Neste paradigma estratégico, as acusações e as subsequentes comparências em tribunal são uma dádiva dos deuses políticos. Trump é um candidato à raiva e ao ressentimento, o que sempre teve uma qualidade estranha para alguém que era milionário no ensino médio. Como o homem com vaso sanitário dourado pode ser vítima? A queixa de White foi a subida de Trump ao pódio das vítimas em suas corridas anteriores. Isso ainda é essencial para a candidatura de Trump, mas agora, nas suas palavras, ele pode acrescentar o fardo da perseguição por parte de procuradores corruptos (e na sua maioria não-brancos) à cruz que carrega até aquela colina do Calvário chamada Casa Branca.

Seis semanas ou mais é um longo prazo para um artista de 77 anos em um show solo sem substituto. O juiz deixou corretamente claro que não permitirá que a eleição iminente afete o processo. A energia dos primeiros dias desaparecerá na longa tarefa de uma provação. Para mim, este julgamento é realmente sobre se o Sr.

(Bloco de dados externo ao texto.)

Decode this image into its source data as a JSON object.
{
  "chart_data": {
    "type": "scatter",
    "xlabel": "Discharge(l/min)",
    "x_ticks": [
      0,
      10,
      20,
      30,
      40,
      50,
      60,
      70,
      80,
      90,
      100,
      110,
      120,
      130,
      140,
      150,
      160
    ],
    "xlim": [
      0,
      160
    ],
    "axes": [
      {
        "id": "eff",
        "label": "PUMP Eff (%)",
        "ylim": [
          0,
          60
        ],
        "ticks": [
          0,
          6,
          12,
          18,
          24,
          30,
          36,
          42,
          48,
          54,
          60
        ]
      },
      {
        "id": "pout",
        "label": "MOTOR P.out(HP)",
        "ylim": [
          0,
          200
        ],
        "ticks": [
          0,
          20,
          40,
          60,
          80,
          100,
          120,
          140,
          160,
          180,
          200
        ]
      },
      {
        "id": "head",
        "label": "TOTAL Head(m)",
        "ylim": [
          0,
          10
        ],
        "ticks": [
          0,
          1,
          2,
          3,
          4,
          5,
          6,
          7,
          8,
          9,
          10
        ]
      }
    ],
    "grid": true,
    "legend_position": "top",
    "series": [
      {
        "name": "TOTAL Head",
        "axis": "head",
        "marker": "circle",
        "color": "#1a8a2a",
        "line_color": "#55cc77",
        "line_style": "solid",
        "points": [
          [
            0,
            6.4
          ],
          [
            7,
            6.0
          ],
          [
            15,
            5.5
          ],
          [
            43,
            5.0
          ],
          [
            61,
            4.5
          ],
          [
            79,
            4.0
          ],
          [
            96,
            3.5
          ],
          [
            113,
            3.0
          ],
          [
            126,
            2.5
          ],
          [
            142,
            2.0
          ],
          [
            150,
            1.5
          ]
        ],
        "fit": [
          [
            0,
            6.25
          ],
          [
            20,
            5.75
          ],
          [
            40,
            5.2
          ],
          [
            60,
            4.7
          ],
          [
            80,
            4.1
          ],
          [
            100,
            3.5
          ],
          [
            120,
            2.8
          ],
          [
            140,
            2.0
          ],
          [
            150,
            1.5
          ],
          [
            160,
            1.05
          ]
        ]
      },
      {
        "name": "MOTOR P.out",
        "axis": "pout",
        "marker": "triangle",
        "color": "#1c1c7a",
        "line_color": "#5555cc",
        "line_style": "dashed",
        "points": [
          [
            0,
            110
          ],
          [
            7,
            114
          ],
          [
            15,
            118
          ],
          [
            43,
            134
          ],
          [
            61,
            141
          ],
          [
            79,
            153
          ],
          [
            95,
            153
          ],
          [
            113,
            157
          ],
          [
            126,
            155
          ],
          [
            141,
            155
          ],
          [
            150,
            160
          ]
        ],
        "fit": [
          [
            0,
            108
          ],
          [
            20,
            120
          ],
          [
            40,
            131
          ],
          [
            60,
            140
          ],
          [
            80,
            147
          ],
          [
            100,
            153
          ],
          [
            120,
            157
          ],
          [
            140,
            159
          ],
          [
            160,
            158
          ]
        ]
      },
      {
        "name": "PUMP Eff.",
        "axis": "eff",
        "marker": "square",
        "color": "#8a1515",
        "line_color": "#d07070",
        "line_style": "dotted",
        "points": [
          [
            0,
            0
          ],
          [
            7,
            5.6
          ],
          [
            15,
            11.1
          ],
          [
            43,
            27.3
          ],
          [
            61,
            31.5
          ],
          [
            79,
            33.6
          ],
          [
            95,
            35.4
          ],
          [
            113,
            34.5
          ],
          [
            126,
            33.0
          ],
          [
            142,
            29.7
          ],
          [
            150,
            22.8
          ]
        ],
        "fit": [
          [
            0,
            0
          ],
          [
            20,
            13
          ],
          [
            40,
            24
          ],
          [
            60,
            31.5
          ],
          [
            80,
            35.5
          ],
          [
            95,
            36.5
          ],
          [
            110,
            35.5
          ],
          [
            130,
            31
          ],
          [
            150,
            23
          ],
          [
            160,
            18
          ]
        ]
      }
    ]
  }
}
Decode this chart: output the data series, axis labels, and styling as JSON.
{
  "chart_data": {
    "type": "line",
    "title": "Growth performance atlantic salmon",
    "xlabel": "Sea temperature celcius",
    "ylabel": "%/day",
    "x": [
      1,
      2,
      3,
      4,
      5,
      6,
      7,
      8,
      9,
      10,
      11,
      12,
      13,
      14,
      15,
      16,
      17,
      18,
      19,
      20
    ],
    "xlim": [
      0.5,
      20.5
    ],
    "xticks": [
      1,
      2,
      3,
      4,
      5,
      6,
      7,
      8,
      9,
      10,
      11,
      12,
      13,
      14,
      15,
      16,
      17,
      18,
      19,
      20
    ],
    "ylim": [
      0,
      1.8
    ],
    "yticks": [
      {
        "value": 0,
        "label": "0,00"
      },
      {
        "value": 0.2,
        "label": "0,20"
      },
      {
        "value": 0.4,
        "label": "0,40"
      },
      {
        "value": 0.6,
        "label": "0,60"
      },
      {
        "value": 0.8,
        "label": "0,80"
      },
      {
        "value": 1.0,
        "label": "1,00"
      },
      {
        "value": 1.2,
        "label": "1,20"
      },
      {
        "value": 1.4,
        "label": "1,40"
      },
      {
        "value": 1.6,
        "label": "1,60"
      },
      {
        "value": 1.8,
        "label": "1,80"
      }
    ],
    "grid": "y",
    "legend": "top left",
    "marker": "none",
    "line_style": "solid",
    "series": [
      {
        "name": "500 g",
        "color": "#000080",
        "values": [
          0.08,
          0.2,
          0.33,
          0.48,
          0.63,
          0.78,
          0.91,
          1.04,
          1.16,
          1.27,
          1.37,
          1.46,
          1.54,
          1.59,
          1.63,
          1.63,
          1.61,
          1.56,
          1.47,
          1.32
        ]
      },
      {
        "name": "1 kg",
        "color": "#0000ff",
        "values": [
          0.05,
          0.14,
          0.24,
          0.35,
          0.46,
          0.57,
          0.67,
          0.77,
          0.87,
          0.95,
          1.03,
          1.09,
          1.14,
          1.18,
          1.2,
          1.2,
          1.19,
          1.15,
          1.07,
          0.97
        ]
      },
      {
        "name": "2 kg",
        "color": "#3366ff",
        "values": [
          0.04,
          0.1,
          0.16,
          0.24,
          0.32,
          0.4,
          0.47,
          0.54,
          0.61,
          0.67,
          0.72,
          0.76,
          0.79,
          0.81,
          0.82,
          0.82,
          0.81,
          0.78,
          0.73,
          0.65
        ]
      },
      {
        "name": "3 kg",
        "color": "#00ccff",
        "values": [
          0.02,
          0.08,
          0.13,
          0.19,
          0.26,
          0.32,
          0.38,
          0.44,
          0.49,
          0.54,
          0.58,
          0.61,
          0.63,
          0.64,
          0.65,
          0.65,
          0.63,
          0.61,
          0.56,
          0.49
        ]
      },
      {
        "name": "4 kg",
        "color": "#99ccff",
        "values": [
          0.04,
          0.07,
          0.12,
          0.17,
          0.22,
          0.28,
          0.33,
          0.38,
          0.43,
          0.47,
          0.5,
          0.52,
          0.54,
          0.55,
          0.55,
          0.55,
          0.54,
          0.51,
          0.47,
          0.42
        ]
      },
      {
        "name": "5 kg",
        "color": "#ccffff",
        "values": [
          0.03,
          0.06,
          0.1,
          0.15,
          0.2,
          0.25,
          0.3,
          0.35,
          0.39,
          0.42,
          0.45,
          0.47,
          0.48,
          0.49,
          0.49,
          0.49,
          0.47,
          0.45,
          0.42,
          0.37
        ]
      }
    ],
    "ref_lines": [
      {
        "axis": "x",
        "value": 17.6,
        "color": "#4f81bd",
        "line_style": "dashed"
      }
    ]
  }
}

Trump realmente pagou US$ 130 mil a uma estrela pornô sem qualquer sexo para mostrar. Esse absurdo pode começar a ser absorvido pelos poucos eleitores que ainda estão em jogo. Mas não devemos normalizar o quão extraordinário é que Trump ainda seja um candidato viável à presidência. A campanha de Biden assistirá ao desenrolar do espetáculo, perguntando: “Como esse cara ainda está na corrida?”

É uma boa pergunta. Mas ele é. E ele pode vencer.

Stuart Stevens é um ex-consultor político republicano que trabalhou em muitas campanhas para cargos federais e estaduais, incluindo as campanhas presidenciais de George W. Bush e Mitt Romney.